The goal of this study was to explore the relationship between the expression of hormone receptors in metastatic endometrial tumors and clinical response to daily tamoxifen citrate and intermittent weekly medroxyprogesterone acetate.

Patients with measurable recurrent or advanced endometrial cancer were enrolled on a clinical trial, Gynecologic Oncology Group Study 119. A pretreatment tumor biopsy was obtained and subjected to immunohistochemical analyses. Estrogen receptor-α (ER-α) and progesterone receptor (PR) were assessed on frozen tissues, and PR isoforms A and B were detected on fixed tissues. The receptors were scored using a semi-quantitative HSCORE, with a cut off greater than 75 considered positive.

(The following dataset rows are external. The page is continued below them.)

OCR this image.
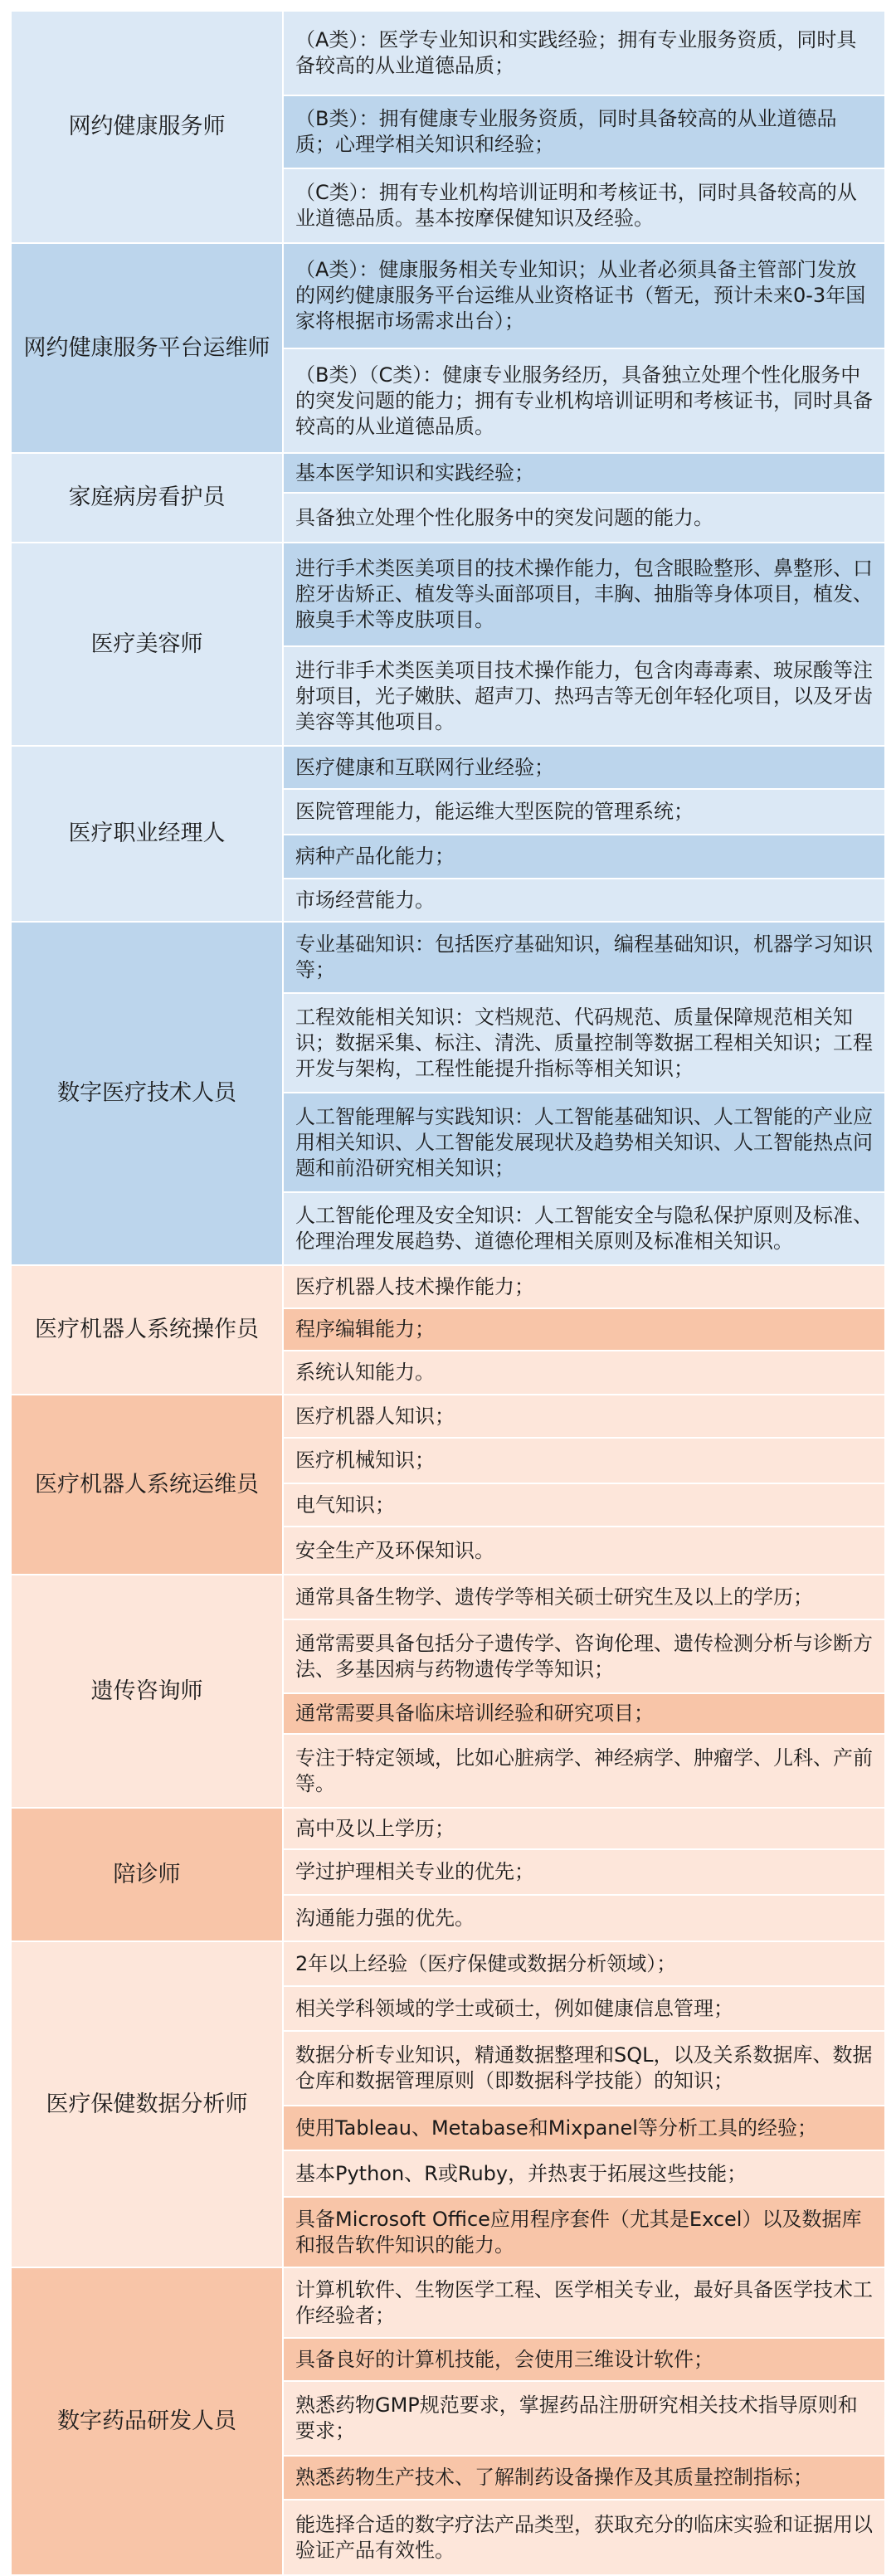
网约健康服务师	（A类）：医学专业知识和实践经验；拥有专业服务资质，同时具备较高的从业道德品质；
	（B类）：拥有健康专业服务资质，同时具备较高的从业道德品质；心理学相关知识和经验；
	（C类）：拥有专业机构培训证明和考核证书，同时具备较高的从业道德品质。基本按摩保健知识及经验。
网约健康服务平台运维师	（A类）：健康服务相关专业知识；从业者必须具备主管部门发放的网约健康服务平台运维从业资格证书（暂无，预计未来0-3年国家将根据市场需求出台）；
	（B类）（C类）：健康专业服务经历，具备独立处理个性化服务中的突发问题的能力；拥有专业机构培训证明和考核证书，同时具备较高的从业道德品质。
家庭病房看护员	基本医学知识和实践经验；
	具备独立处理个性化服务中的突发问题的能力。
医疗美容师	进行手术类医美项目的技术操作能力，包含眼睑整形、鼻整形、口腔牙齿矫正、植发等头面部项目，丰胸、抽脂等身体项目，植发、腋臭手术等皮肤项目。
	进行非手术类医美项目技术操作能力，包含肉毒毒素、玻尿酸等注射项目，光子嫩肤、超声刀、热玛吉等无创年轻化项目，以及牙齿美容等其他项目。
医疗职业经理人	医疗健康和互联网行业经验；
	医院管理能力，能运维大型医院的管理系统；
	病种产品化能力；
	市场经营能力。
数字医疗技术人员	专业基础知识：包括医疗基础知识，编程基础知识，机器学习知识等；
	工程效能相关知识：文档规范、代码规范、质量保障规范相关知识；数据采集、标注、清洗、质量控制等数据工程相关知识；工程开发与架构，工程性能提升指标等相关知识；
	人工智能理解与实践知识：人工智能基础知识、人工智能的产业应用相关知识、人工智能发展现状及趋势相关知识、人工智能热点问题和前沿研究相关知识；
	人工智能伦理及安全知识：人工智能安全与隐私保护原则及标准、伦理治理发展趋势、道德伦理相关原则及标准相关知识。
医疗机器人系统操作员	医疗机器人技术操作能力；
	程序编辑能力；
	系统认知能力。
医疗机器人系统运维员	医疗机器人知识；
	医疗机械知识；
	电气知识；
	安全生产及环保知识。
遗传咨询师	通常具备生物学、遗传学等相关硕士研究生及以上的学历；
	通常需要具备包括分子遗传学、咨询伦理、遗传检测分析与诊断方法、多基因病与药物遗传学等知识；
	通常需要具备临床培训经验和研究项目；
	专注于特定领域，比如心脏病学、神经病学、肿瘤学、儿科、产前等。
陪诊师	高中及以上学历；
	学过护理相关专业的优先；
	沟通能力强的优先。
医疗保健数据分析师	2年以上经验（医疗保健或数据分析领域）；
	相关学科领域的学士或硕士，例如健康信息管理；
	数据分析专业知识，精通数据整理和SQL，以及关系数据库、数据仓库和数据管理原则（即数据科学技能）的知识；
	使用Tableau、Metabase和Mixpanel等分析工具的经验；
	基本Python、R或Ruby，并热衷于拓展这些技能；
	具备Microsoft Office应用程序套件（尤其是Excel）以及数据库和报告软件知识的能力。
数字药品研发人员	计算机软件、生物医学工程、医学相关专业，最好具备医学技术工作经验者；
	具备良好的计算机技能，会使用三维设计软件；
	熟悉药物GMP规范要求，掌握药品注册研究相关技术指导原则和要求；
	熟悉药物生产技术、了解制药设备操作及其质量控制指标；
	能选择合适的数字疗法产品类型，获取充分的临床实验和证据用以验证产品有效性。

Of the 60 eligible patients, 45 had evaluable tissues for all receptors. For ER, 40% of the cases were positive; for PR, 45% were positive. The sub-cellular distribution of PRA was exclusively nuclear, and 16% of the tumors demonstrated positive staining. PRB was nuclear and cytoplasmic, with 22% of the tumors staining for nuclear PRB and 36% of the tumors staining for cytoplasmic PRB. ER and PR from frozen tissues and PRA and cytoplasmic PRB from fixed tissues significantly decreased with increasing tumor grade. The co-expression of ER-α with PR from the frozen tissues (r=0.68, p<0.001) and PRA (r=0.58, p<0.001) from the fixed tissues was statistically significant. The ER HSCORE was related to both response and overall survival; there was no statistically significant correlation of PR with clinical response in this small number of patients.

ER-α measured in metastatic endometrial carcinoma tissue prior to hormonal therapy was statistically significantly related to clinical response to daily tamoxifen and intermittent medroxyprogesterone acetate.